Simplicity is not the same as simplification. Simplicity is richness, freedom and higher consciousness. Simplification is impoverishment, limitation and lower consciousness.
As a concept, simplicity is simple, so it might seem that achieving simplicity is an easy task. It is just the opposite, just as it is not easy to raise consciousness. The paradox of simplicity is that it is difficult to achieve, but obvious when it is achieved.
Simplicity is the culmination of a process of reflection, maturation, experimentation, trial and error. When simplicity is achieved in a problem or discipline, perfect knowledge, maximum creativity and maximum effectiveness are achieved.
Simplicity is not utopian. It can be achieved, but the road to it is not easy.
"Simplicity doesn't come quickly, and it can be a lot of work to make something simple" (Nigel Holmes).
"How complex it is to achieve simplicity" (Carlos Guyot).
"Since I don't have time to write a short letter, he writes you a long one" (Mark Twain).
When simplicity is taken to the limit, to supreme conceptual simplicity, simplicity becomes a Theory of Everything, a universal paradigm, the philosopher's stone, the key to wisdom and consciousness. Once achieved, supreme simplicity is the master key that opens all doors.
The paradox of choice
We live in an increasingly complex world, with more and more possibilities of choice (books, movies, TV channels, technologies, products, leisure, etc.). Paradoxically, although our freedom of choice is greater, these situations create confusion, anxiety, mental paralysis and greater indecision.
To get out of this situation, the best thing to do is to apply simplicity: limit the existing possibilities to only a few according to our needs, that is to say, to what is really important and essential.
Every decision implies a restriction, a renunciation, a descent from the general to the particular level.
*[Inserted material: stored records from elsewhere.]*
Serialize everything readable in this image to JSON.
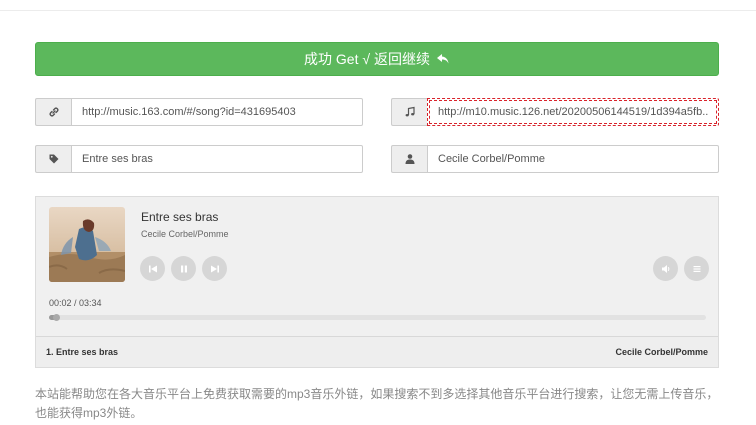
{
  "header": {
    "success_label": "成功 Get √ 返回继续"
  },
  "form": {
    "song_url": "http://music.163.com/#/song?id=431695403",
    "mp3_url": "http://m10.music.126.net/20200506144519/1d394a5fb...",
    "title": "Entre ses bras",
    "artist": "Cecile Corbel/Pomme"
  },
  "icons": {
    "url": "link-icon",
    "mp3": "music-note-icon",
    "title": "tag-icon",
    "artist": "user-icon"
  },
  "player": {
    "title": "Entre ses bras",
    "artist": "Cecile Corbel/Pomme",
    "time": "00:02 / 03:34",
    "progress": 0.01,
    "playlist": {
      "item": "1. Entre ses bras",
      "artist": "Cecile Corbel/Pomme"
    }
  },
  "footer": {
    "text": "本站能帮助您在各大音乐平台上免费获取需要的mp3音乐外链，如果搜索不到多选择其他音乐平台进行搜索，让您无需上传音乐，也能获得mp3外链。"
  },
  "colors": {
    "success": "#5cb85c",
    "highlight_border": "#d9232b"
  }
}
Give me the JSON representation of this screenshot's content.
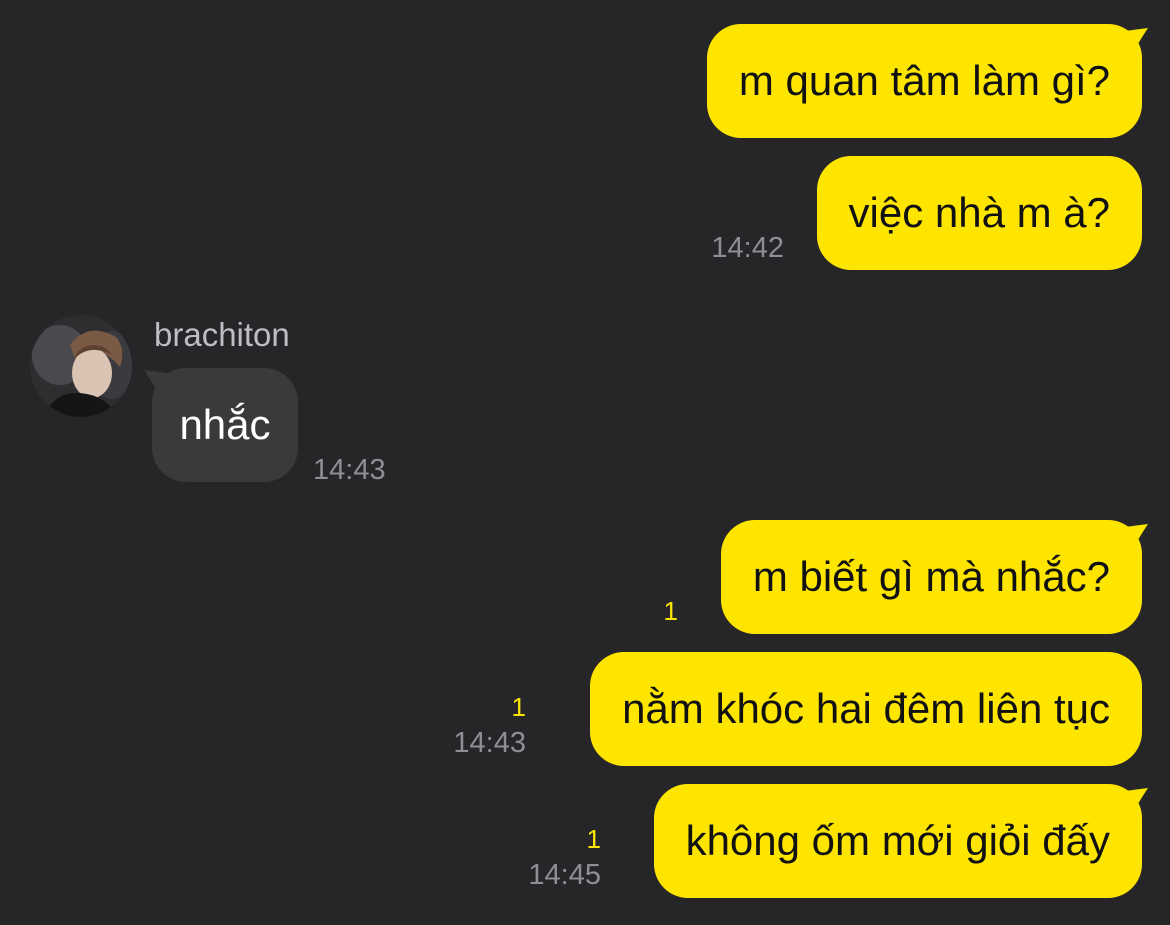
{
  "chat": {
    "contact_name": "brachiton",
    "messages": [
      {
        "side": "out",
        "text": "m quan tâm làm gì?"
      },
      {
        "side": "out",
        "text": "việc nhà m à?",
        "time": "14:42"
      },
      {
        "side": "in",
        "text": "nhắc",
        "time": "14:43"
      },
      {
        "side": "out",
        "text": "m biết gì mà nhắc?",
        "unread": "1"
      },
      {
        "side": "out",
        "text": "nằm khóc hai đêm liên tục",
        "unread": "1",
        "time": "14:43"
      },
      {
        "side": "out",
        "text": "không ốm mới giỏi đấy",
        "unread": "1",
        "time": "14:45"
      }
    ]
  },
  "colors": {
    "background": "#262628",
    "outgoing_bubble": "#FEE500",
    "incoming_bubble": "#3a3a3c",
    "timestamp": "#8e8e93",
    "unread_count": "#FEE500"
  },
  "icons": {
    "avatar": "profile-photo"
  }
}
This implies a descent in the level of consciousness, because consciousness is associated with freedom, with possible alternatives. That is why the famous donkey of Buridan was unable to decide between only two possibilities (two piles of hay) and died of starvation.
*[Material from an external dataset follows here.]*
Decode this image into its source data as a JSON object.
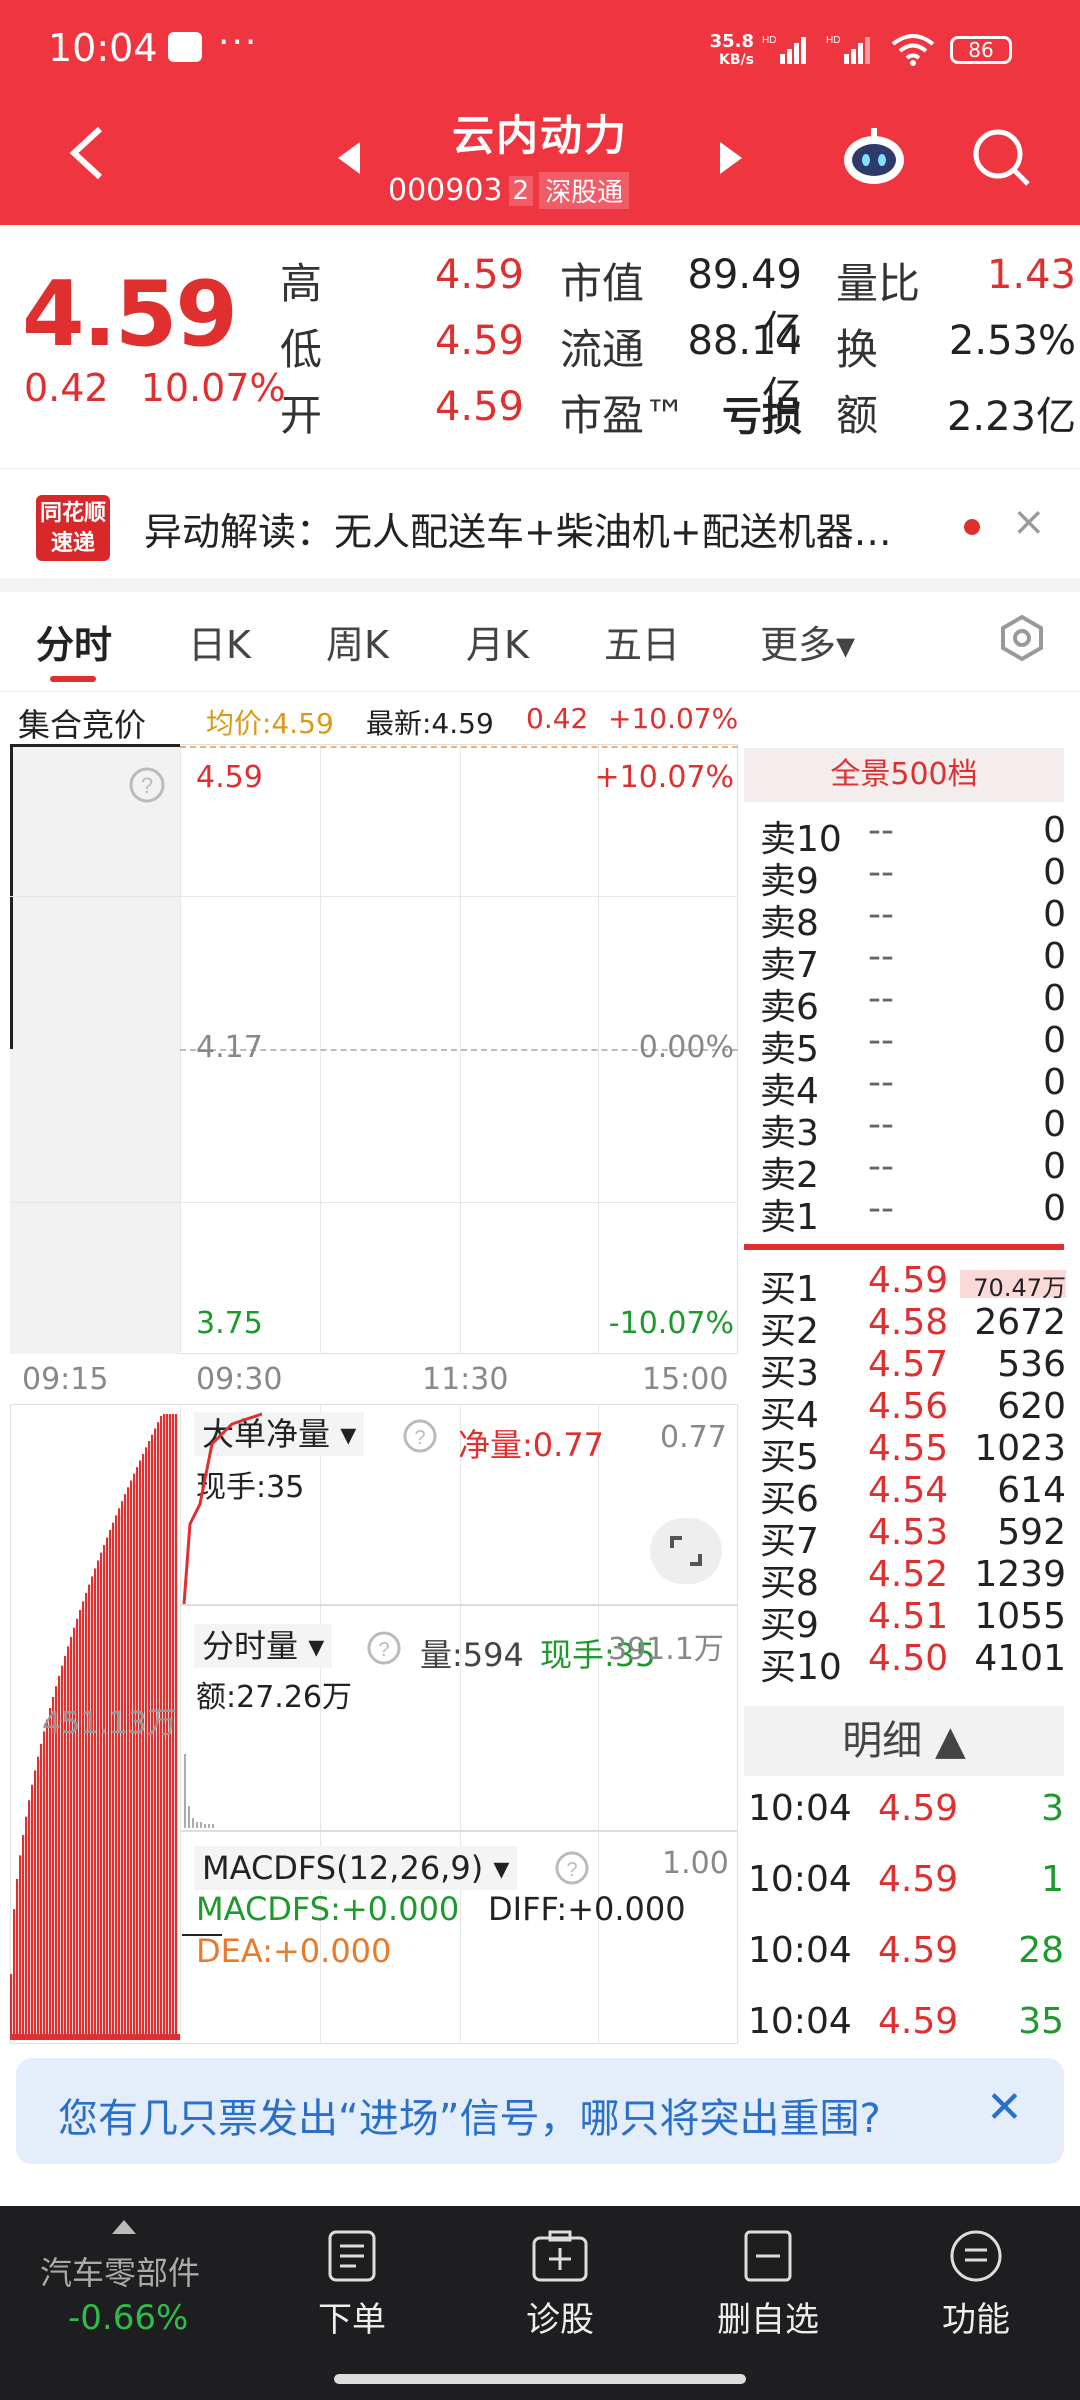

Barry Schwartz is an American psychologist and author of "The Paradox of Choice: Why Mores is Less". This author's thesis is that having no choice makes us unhappy, having some choices makes us happy, but having too many choices makes us unhappy.
In problem solving, it is better to have few strategies than many. We must choose the most important strategies.
The General Problem Solver
"General Problem Solver" (GPS) is a computer program created in 1957 by Herbert Simon, Allen Newell and John Clifford Shaw to try to solve all kinds of particular problems by a general procedure. GPS was implemented in a language created for this purpose called IPL (Information Processing Language).
GPS could be applied to a wide variety of problems: proof of theorems, playing chess, recursive problems (such as the towers of Hanoi), algebraic identities, cryptoarithmetic, geometric problems, etc.
GPS was one of the great milestones of artificial intelligence. It separated the knowledge of the problem (the "what") from the strategy to solve it (the "how"), always using the same general reasoning mechanism, regardless of the problem to be solved.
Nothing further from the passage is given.